"When the experiments made by Brown-Séquard with testicular juice were published, an extraordinary degree of attention was attracted to the subject, and presently there were brought forward trials made with extracts from various organs besides the testes—with the thyroid gland, the pancreas, the brain and spinal cord, etc. Not a little ridicule attended the subject of testicular juice on its first announcement, but subsequent experience has fully confirmed the statement originally made by Brown-Séquard, and now the remarkable restorative power of this fluid injected subcutaneously is admitted by all scientific authority concerned with this subject. According to Poehl, of St. Petersburg, the effect of testicular juice is due to the presence in it of spermine, a principle which accelerates oxidation by contact. But by Brown-Séquard and his assistant, D'Arsonval, the effects are ascribed to a ferment action, a diastasic power which acts as a succedaneum, or replaces the natural ferment produced by the testes and other organs. In that disease caused by atrophy of the thyroid gland and known as myxoedema, the injection of thyroid juice brings about a marvellous change in the condition of the patient, and is rapidly curative.

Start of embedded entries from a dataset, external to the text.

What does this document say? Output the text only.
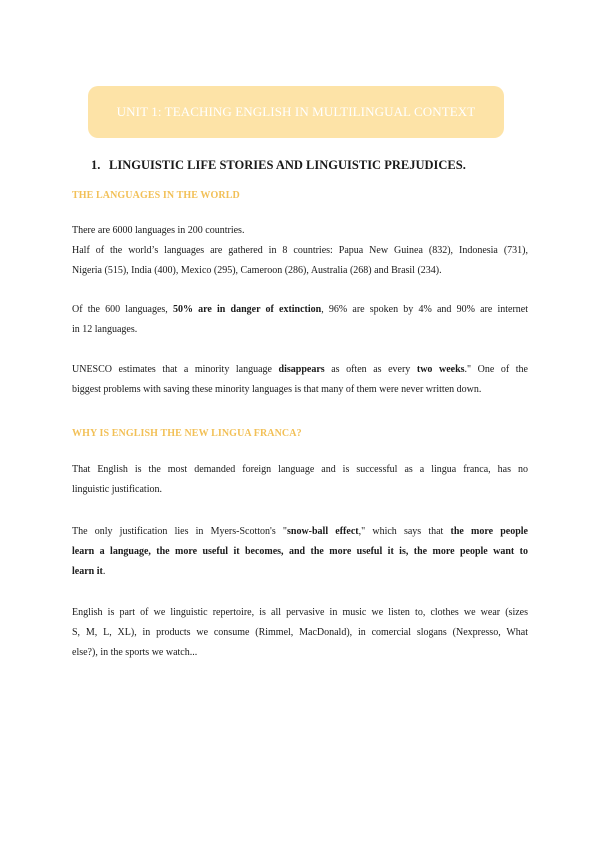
UNIT 1: TEACHING ENGLISH IN MULTILINGUAL CONTEXT
1. LINGUISTIC LIFE STORIES AND LINGUISTIC PREJUDICES.
THE LANGUAGES IN THE WORLD
There are 6000 languages in 200 countries.
Half of the world’s languages are gathered in 8 countries: Papua New Guinea (832), Indonesia (731),
Nigeria (515), India (400), Mexico (295), Cameroon (286), Australia (268) and Brasil (234).
Of the 600 languages, 50% are in danger of extinction, 96% are spoken by 4% and 90% are internet
in 12 languages.
UNESCO estimates that a minority language disappears as often as every two weeks." One of the
biggest problems with saving these minority languages is that many of them were never written down.
WHY IS ENGLISH THE NEW LINGUA FRANCA?
That English is the most demanded foreign language and is successful as a lingua franca, has no
linguistic justification.
The only justification lies in Myers-Scotton's "snow-ball effect," which says that the more people
learn a language, the more useful it becomes, and the more useful it is, the more people want to
learn it.
English is part of we linguistic repertoire, is all pervasive in music we listen to, clothes we wear (sizes
S, M, L, XL), in products we consume (Rimmel, MacDonald), in comercial slogans (Nexpresso, What
else?), in the sports we watch...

When the testicular juice is injected the vital resources are remarkably re-enforced, and the individual declining into decrepitude of old age, the invalid exhausted by illness or wasting disease, etc., receives a new instalment of life as it were, for all the functions are performed with increased vigor. Spermine does not possess such powerful reconstituent qualities, and cannot therefore be substituted for the testicular juice.

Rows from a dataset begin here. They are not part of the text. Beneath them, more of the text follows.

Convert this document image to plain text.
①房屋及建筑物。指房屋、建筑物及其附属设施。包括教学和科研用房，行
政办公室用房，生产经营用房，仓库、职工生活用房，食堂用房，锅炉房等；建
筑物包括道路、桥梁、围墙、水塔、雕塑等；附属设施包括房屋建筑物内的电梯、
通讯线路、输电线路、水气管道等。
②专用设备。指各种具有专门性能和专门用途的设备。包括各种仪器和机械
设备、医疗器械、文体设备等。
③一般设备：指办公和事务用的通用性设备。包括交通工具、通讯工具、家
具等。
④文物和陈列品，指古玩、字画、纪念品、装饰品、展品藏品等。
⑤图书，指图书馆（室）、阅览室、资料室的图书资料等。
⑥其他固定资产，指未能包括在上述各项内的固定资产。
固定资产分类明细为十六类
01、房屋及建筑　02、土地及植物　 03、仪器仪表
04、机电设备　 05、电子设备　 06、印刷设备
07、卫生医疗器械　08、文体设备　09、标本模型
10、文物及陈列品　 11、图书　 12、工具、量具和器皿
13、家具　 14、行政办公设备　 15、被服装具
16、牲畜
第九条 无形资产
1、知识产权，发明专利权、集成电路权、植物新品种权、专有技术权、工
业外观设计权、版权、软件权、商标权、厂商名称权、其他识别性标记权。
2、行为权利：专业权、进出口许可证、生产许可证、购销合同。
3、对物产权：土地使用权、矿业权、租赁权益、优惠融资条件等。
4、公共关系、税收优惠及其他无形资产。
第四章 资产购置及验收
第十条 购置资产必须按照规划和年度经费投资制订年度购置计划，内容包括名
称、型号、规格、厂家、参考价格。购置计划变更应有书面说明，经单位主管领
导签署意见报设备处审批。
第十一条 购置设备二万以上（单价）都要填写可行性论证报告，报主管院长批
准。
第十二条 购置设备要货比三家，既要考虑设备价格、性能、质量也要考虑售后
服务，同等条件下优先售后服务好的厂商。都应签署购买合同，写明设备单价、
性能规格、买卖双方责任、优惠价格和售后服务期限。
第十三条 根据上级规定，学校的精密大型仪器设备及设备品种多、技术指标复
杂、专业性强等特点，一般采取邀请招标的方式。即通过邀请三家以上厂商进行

The mode of preparing the extract or juice, as described by D'Ar-sonval, is as follows: The testicle of the bull, which is preferred, is brought to the laboratory, enveloped in its membranes, which are removed and the organ washed in a 10-per-cent solution of corrosive sublimate, followed by douching with sterilized water. The testicle is then divided into five or six parts and placed in aseptic glycerin, and allowed to mature for twenty-four hours—one litre (= 32 oz.) of glycerin being used for every kilogramme (= 2.2 lbs.) of testicle. A solution of common salt, 25½ (= 6½ drs.) in 500 c.c. of boiled water, is added to the glycerin solution. It is then filtered through sirup paper (Laurent's gray filter No. 8). If the temperature of the fluid is raised to 104° Fahr., the filtration goes on rapidly; if cold, but slowly. According to D'Arsonval, this solution should be sterilized by subjecting it to a pressure of 30 atmospheres of carbonic acid, and he has invented an ingenious apparatus for effecting this (Bul. Gén. de Thérap., February 28, 1893, p. 151.)

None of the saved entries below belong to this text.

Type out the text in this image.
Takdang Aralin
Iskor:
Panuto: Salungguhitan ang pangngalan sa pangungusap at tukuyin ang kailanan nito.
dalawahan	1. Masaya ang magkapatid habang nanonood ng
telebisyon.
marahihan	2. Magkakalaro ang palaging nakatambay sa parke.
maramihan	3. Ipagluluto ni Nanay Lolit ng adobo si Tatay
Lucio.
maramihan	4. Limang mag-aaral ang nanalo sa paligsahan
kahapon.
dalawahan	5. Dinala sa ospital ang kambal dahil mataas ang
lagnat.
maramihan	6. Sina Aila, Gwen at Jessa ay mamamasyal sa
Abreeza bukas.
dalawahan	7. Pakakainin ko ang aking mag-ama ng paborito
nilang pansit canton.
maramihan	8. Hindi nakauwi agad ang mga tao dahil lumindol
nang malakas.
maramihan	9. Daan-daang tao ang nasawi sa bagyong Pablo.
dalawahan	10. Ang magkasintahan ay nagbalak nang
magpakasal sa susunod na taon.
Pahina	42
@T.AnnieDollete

Constantin Paul's extract of the gray matter of the brain is prepared in a similar manner. He makes use of the gray matter of the sheep's brain. Of this, 15½ (= 3 5), finely minced, is digested for twenty-four hours in five times its weight, or 75 grm. (= 3 25, or three ounces), of pure glycerin. To this is added the same quantity, or 3 25, of a solution of common salt, 12 per cent in strength. The dose of this is one c.c. (= 16 minims) once a day or once in two days. Of D'Arsonval's testicular fluid the dose ranges from 10 to 20 minims. It need hardly be observed that in using the testicular solution or the cerebral, the utmost care is necessary to keep the instruments aseptic, and it is useful also to wash the parts where the injection is to be made with 1:1,000 solution of corrosive sublimate, or 2:100 of carbolic acid.

Besides the organic extracts above mentioned, there have been introduced into practice various preparations of the same character, obtained, however, from other organs. The thyroid body, the suprarenal bodies, the kidney, spleen, bone-marrow, and other parts, furnish extracts for subcutaneous injection. It need hardly be stated that such solutions must be prepared under the strictest antiseptic precautions, to avoid serious accidents. Of those that have been used, it is certain that the extract of the thyroid body has been the most successful; but the internal use of the gland itself has almost taken the place of the subcutaneous method, as being painless and also far safer. Among the other animal extracts, that of the red-marrow of bones in anæmia, of the suprarenal bodies in Addison's disease, and of the kidney in chronic interstitial nephritis, have been most useful. In another section fuller information will be given on the subject of the antitoxins and their applications to the treatment of septic states.

We have to note that sodium phosphate has been proposed by Crocq, and by Luton, of Rheims, as a substitute for the organic matters. Crocq proposes a solution as follows: Sodium phosphate, 1 grm. (= 155 grs.); glycerin, 20 grm. (= 310 grs.); distilled water, 25 grm. (= 387 grs.); alcohol, 5 grm.(= 75 grs.). The dose is 3 c.c. (nearly 50 minims) every day or on alternate days by subcutaneous injection. The usual antiseptic precautions are to be observed throughout. Luton makes use of a solution of crystallized phosphate of sodium and sulphate of sodium. The advocates of this remedy maintain its equality in curative power with the organic solutions.